Overview
Mailchimp and Resend are fundamentally different tools. Mailchimp, founded in 2001, is an all-in-one marketing platform used by millions for newsletters, campaigns, and automation. Resend, launched in 2023 by the creators of React Email, is a modern transactional email API for developers. For our take on each, see our Mailchimp comparison and Resend comparison.
Different Tools for Different Jobs
Mailchimp is where your marketing team builds newsletters and runs campaigns. Resend is where your engineering team sends password resets and order confirmations. They're complementary, not competitors. Many companies use both — which is exactly why platforms like Sequenzy that unify both exist.
Marketing Features
Mailchimp is leagues ahead for marketing. Drag-and-drop email editor, advanced audience segmentation, multi-step automation workflows, A/B testing, landing pages — it's a full marketing suite. Resend's Audiences feature is in beta and doesn't come close yet.
Developer Experience
Resend wins convincingly for developers. A clean REST API, first-party React Email support, modern SDKs, and excellent documentation. Mailchimp's API works but feels dated. For transactional emails, Mailchimp requires the Mandrill add-on which adds complexity and cost.
Pricing Comparison
The pricing models are completely different. Resend charges by email volume ($20/mo for 50k emails). Mailchimp charges by contacts ($100/mo at 10k contacts, unlimited emails). For transactional-only sending, Resend is significantly cheaper. For marketing with large audiences, costs depend on your contact count.
The Sequenzy Alternative
If you're tired of juggling separate tools for marketing and transactional email, Sequenzy combines both in one platform. Add native Stripe integration for SaaS businesses, and you get marketing campaigns, transactional emails, and AI-powered sequences — all in one dashboard starting at $29/month.
The React Email Advantage
Resend's integration with React Email represents a shift in how developers build email templates. Instead of writing HTML tables and inline styles, you compose emails using React components that compile to email-safe HTML. This approach feels natural for teams already working in React or Next.js ecosystems.
Mailchimp's template system is built for marketers using drag-and-drop editors. It works well for non-technical users but feels limiting for developers who want programmatic control over their templates. If your team has frontend engineers building emails, Resend's approach is more productive.
When You Need Both
The most common pattern is using Mailchimp for marketing campaigns and Resend for transactional email. This works but creates operational overhead: two dashboards, two billing accounts, two sets of domain verification, and fragmented analytics.
Consolidating makes sense when the complexity of managing two platforms exceeds the benefit of using specialized tools.
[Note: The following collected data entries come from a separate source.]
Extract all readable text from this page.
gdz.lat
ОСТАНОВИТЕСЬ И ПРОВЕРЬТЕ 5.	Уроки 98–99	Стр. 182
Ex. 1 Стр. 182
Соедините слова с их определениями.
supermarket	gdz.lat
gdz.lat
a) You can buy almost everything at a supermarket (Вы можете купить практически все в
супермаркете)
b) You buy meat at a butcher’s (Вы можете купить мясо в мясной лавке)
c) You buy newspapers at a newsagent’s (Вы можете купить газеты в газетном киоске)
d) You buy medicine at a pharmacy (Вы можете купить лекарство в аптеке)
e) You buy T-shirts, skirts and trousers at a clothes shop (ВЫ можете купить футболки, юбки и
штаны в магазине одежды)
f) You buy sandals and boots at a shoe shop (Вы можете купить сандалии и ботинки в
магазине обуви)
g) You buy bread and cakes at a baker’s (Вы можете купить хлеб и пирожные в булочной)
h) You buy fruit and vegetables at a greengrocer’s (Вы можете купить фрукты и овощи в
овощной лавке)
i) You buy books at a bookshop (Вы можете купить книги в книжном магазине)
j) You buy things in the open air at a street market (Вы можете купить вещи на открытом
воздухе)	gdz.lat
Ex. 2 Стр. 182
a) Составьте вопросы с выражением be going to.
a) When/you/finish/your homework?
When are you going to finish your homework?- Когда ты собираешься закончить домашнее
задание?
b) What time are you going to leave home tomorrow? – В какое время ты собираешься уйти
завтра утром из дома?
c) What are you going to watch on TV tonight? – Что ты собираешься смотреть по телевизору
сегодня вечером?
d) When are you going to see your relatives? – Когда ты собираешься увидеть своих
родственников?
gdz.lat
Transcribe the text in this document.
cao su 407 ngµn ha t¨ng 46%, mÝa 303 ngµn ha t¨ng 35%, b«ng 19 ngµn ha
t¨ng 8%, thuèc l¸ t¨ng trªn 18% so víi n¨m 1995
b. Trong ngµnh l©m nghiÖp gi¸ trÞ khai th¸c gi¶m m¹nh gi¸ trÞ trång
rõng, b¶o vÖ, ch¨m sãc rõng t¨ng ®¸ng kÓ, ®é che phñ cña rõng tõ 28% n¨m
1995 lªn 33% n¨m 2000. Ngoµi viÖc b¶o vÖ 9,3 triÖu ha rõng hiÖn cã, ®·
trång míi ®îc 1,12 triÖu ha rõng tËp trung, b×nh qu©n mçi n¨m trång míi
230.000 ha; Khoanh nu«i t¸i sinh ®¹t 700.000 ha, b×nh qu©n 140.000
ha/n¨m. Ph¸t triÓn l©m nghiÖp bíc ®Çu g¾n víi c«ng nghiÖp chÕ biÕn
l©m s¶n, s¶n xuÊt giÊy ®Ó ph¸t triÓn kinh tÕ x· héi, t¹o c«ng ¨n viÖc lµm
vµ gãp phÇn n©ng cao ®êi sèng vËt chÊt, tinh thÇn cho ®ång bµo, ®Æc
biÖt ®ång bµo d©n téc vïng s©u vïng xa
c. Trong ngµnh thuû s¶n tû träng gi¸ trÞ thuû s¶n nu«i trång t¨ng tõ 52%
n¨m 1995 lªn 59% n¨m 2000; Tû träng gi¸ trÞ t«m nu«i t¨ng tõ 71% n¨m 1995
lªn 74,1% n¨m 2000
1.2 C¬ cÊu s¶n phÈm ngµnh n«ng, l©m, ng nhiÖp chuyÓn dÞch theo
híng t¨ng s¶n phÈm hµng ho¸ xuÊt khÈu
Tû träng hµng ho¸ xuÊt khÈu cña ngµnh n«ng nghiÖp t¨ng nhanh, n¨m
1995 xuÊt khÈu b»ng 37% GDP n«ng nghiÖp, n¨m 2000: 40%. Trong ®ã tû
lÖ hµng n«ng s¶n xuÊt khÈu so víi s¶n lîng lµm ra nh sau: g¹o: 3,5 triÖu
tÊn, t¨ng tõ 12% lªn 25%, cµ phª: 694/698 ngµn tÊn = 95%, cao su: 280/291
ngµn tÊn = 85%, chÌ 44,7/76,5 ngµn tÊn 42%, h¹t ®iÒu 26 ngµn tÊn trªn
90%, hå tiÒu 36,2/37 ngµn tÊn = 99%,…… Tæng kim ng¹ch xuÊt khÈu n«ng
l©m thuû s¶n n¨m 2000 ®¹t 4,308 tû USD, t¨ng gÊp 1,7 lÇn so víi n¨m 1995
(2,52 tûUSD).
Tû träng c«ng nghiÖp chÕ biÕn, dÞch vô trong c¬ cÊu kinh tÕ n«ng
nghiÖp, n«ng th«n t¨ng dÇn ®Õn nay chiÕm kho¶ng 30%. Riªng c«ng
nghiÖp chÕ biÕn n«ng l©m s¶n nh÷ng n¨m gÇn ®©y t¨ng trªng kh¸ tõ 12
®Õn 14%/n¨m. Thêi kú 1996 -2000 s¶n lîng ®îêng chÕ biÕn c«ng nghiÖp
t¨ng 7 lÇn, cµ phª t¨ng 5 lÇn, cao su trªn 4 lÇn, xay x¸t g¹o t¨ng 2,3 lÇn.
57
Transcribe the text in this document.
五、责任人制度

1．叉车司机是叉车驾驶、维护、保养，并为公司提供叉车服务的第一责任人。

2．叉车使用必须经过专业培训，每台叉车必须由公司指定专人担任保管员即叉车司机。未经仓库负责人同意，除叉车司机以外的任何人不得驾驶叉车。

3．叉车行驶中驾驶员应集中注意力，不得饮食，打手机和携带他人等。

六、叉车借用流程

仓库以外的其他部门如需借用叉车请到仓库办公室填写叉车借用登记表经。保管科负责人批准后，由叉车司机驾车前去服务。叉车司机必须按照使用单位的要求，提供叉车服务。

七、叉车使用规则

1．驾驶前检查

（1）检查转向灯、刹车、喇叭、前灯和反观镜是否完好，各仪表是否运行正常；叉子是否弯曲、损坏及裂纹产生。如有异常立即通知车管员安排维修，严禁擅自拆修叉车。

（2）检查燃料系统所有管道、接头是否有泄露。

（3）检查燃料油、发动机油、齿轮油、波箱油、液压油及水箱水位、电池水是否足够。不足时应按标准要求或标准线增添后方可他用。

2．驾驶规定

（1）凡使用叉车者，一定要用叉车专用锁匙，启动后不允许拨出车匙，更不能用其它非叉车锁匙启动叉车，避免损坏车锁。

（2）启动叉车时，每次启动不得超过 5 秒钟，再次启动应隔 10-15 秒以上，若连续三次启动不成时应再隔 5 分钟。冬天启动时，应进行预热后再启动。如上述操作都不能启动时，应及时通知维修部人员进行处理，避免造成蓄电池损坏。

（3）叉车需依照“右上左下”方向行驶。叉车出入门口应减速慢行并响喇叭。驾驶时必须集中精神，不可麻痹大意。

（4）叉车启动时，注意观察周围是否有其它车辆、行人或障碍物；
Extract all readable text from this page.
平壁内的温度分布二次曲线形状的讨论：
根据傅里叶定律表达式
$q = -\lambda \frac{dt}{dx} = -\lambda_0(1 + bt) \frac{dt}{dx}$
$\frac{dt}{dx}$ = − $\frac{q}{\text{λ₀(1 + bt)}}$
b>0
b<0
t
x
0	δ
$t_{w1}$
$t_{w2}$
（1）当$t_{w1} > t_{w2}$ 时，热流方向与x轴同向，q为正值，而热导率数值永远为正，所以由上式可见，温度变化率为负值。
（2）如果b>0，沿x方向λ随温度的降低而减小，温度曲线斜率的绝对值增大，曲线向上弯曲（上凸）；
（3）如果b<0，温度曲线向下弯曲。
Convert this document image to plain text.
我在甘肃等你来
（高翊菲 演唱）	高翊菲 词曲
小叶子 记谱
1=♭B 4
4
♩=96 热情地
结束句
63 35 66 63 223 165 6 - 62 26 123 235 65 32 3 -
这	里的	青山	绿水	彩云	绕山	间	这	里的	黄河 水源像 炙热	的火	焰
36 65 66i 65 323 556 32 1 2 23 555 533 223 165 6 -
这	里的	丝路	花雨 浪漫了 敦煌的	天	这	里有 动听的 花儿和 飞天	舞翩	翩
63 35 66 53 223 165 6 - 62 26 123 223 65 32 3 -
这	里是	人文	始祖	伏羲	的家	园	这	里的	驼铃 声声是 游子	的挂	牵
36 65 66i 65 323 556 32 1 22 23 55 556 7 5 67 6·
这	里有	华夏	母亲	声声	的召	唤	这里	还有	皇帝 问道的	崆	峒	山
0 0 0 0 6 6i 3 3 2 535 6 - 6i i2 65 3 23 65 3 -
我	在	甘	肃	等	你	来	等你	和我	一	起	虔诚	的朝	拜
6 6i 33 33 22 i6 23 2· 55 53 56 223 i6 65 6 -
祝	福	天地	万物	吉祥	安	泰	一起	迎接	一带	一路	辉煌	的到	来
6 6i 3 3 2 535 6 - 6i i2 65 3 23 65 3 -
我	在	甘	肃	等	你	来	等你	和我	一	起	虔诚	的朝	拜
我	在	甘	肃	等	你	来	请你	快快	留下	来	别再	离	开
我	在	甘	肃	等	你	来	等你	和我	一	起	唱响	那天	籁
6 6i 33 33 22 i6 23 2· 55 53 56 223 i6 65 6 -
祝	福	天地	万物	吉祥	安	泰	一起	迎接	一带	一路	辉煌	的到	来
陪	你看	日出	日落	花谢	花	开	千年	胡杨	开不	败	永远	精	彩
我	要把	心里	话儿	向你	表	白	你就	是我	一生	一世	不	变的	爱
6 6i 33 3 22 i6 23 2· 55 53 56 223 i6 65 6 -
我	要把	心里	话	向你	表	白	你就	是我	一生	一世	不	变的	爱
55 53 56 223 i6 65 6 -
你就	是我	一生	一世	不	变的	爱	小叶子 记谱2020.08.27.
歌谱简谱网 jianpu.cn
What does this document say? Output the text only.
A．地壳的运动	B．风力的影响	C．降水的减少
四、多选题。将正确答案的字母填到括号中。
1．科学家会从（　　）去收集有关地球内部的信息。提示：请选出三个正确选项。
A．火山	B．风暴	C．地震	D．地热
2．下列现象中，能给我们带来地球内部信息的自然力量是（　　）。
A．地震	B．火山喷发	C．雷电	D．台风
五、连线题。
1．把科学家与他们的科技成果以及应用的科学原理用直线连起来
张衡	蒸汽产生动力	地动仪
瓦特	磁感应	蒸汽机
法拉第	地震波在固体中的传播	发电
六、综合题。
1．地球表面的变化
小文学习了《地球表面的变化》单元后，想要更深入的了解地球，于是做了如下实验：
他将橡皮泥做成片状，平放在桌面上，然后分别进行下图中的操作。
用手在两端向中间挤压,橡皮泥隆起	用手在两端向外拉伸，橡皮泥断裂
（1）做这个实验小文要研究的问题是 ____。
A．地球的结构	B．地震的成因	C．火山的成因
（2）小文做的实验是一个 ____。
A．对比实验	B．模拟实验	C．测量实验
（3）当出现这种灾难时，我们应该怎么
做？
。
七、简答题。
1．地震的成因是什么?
For SaaS companies sending both campaign emails and transactional notifications, a unified platform like Sequenzy eliminates this split without sacrificing capability in either area.
Deliverability Considerations
Mailchimp's deliverability benefits from over two decades of sender reputation management. Their shared IP pools are well-maintained, and domain authentication is straightforward. For marketing campaigns, Mailchimp's established deliverability infrastructure is a genuine advantage.
Resend is newer but has built good deliverability practices from the start. For transactional email, deliverability depends more on your sending domain reputation than the platform's age. Both platforms support SPF, DKIM, and DMARC authentication. Use our email validator to check your domain configuration regardless of which platform you choose.
Cost Analysis at Scale
The pricing models differ fundamentally. Mailchimp charges by contacts stored (regardless of how many you email), while Resend charges by emails sent. At 10,000 contacts sending weekly newsletters, Mailchimp costs around $100/month. Sending 10,000 transactional emails through Resend costs $20/month.
The disconnect appears when you run both: $120/month combined for what a unified platform can handle at $49/month. As your business grows, the two-platform approach scales costs faster than a single platform. Evaluate whether the specialization of each tool justifies the combined expense for your specific sending patterns.